Health Minister Andrew Little says it remains "a mystery" why private health providers were told to postpone or cancel planned surgeries.
Auckland's DHBs last week sent a directive to the city's private hospitals asking them to "hold off" on surgeries, Stuff reported - fearing they might be needed to handle overflow from the public system if the COVID-19 outbreak got out of control.
Neither the Ministry of Health nor the Cancer Control Agency were involved in the directive, which was reversed a day later - after some patients' procedures had already been rescheduled or cancelled.
There are currently 39 people in hospital with COVID-19. The country has 326 ICU beds under normal circumstances, Little told The AM Show on Wednesday, but can "surge" to 550 if required.
He said while there was "a reason" for the directive, it wasn't really necessary.
"Sometimes surgeries in private hospitals don't go well and the only ICU backup is in the public health system. That said, there are cancer procedures where the risk or threat of having to go to ICU is minimal to negligible and procedures can take place.
"The reality is too, right throughout this lockdown cancer procedures - certainly treatment, but also procedures - have continued regardless, because for some of those cancer diagnoses, they need that straight away.

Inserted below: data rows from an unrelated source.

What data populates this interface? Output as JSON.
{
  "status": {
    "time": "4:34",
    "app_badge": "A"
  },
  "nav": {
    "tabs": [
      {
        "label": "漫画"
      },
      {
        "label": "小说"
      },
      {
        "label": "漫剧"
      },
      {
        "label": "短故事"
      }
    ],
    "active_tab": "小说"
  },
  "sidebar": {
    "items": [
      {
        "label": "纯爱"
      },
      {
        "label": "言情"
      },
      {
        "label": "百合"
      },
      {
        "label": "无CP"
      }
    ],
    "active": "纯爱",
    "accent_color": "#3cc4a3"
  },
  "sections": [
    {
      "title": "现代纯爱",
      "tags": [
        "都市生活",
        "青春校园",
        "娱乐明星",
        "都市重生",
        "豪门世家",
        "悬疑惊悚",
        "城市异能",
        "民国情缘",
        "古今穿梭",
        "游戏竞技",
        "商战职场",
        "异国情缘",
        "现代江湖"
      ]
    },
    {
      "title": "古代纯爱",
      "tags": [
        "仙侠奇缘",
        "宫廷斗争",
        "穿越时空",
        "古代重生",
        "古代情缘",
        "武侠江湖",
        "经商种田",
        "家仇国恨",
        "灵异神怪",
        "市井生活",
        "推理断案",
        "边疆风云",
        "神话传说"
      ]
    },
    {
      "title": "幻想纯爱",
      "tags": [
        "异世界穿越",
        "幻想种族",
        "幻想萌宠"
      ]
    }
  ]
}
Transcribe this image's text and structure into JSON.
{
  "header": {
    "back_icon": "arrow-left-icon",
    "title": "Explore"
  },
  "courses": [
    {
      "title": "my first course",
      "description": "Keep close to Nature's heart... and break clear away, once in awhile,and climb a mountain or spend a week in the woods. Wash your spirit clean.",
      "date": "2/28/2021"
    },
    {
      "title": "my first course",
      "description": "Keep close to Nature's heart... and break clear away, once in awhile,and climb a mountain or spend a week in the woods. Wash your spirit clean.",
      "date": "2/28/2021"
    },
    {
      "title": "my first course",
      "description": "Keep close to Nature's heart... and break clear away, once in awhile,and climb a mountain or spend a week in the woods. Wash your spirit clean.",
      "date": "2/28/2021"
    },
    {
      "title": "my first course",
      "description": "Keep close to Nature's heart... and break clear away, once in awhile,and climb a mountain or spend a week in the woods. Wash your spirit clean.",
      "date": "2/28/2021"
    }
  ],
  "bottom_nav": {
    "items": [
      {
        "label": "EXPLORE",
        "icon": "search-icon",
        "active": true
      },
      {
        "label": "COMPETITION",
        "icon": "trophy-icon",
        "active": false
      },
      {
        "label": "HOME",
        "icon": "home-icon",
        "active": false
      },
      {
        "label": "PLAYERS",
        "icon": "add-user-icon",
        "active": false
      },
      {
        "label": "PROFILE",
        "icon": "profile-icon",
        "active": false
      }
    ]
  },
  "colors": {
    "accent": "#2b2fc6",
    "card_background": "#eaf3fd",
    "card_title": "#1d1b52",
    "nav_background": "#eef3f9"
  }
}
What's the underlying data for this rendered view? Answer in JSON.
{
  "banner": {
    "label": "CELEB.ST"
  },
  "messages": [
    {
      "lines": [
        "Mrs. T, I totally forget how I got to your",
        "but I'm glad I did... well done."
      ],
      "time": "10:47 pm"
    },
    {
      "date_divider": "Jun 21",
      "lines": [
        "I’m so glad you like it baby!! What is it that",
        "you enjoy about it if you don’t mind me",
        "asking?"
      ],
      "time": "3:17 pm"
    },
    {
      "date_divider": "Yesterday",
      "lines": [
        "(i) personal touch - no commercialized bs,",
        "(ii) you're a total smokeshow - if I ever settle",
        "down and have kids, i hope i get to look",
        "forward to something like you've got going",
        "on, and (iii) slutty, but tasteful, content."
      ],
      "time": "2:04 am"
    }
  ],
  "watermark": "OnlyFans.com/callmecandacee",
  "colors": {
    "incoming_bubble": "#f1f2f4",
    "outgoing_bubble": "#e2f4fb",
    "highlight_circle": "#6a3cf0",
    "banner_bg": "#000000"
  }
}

"The DHBs that put out the missive about no more private surgeries, that has been retracted so private hospitals are now getting back to the scheduled surgical procedures. So those who have been delayed should expect to get those rescheduled… It was a mystery to pretty much everybody I spoke to and it was withdrawn last week."
Little also rejected claims by an ICU specialist that just 20 COVID-19 patients requiring intensive care would push the public system to its limits, and that the number of ICU beds available hadn't changed in a year.
NZ chair of the Australia-New Zealand Intensive Society, Craig Carr, made the comments to Stuff earlier this week. New South Wales currently has COVID-19 patients taking up 189 of its 874 beds. They typically stay longer than most ICU patients, Dr Carr said, putting more pressure on the system.
Auckland has 126 ICU beds, according to a response the Ministry of Health gave to an Official Information Act request in June.
The number of beds is constrained largely by staffing. It takes 5.5 nurses to staff a single ICU bed, taking into account shift hours, according to Wellington ICU co-director Alex Psirides. Little told The AM Show another 1200 nurses had been trained to handle ICU duties in the past year, disputing Dr Carr's claims there had been no increase.
"I'm not quite sure where he gets his information from."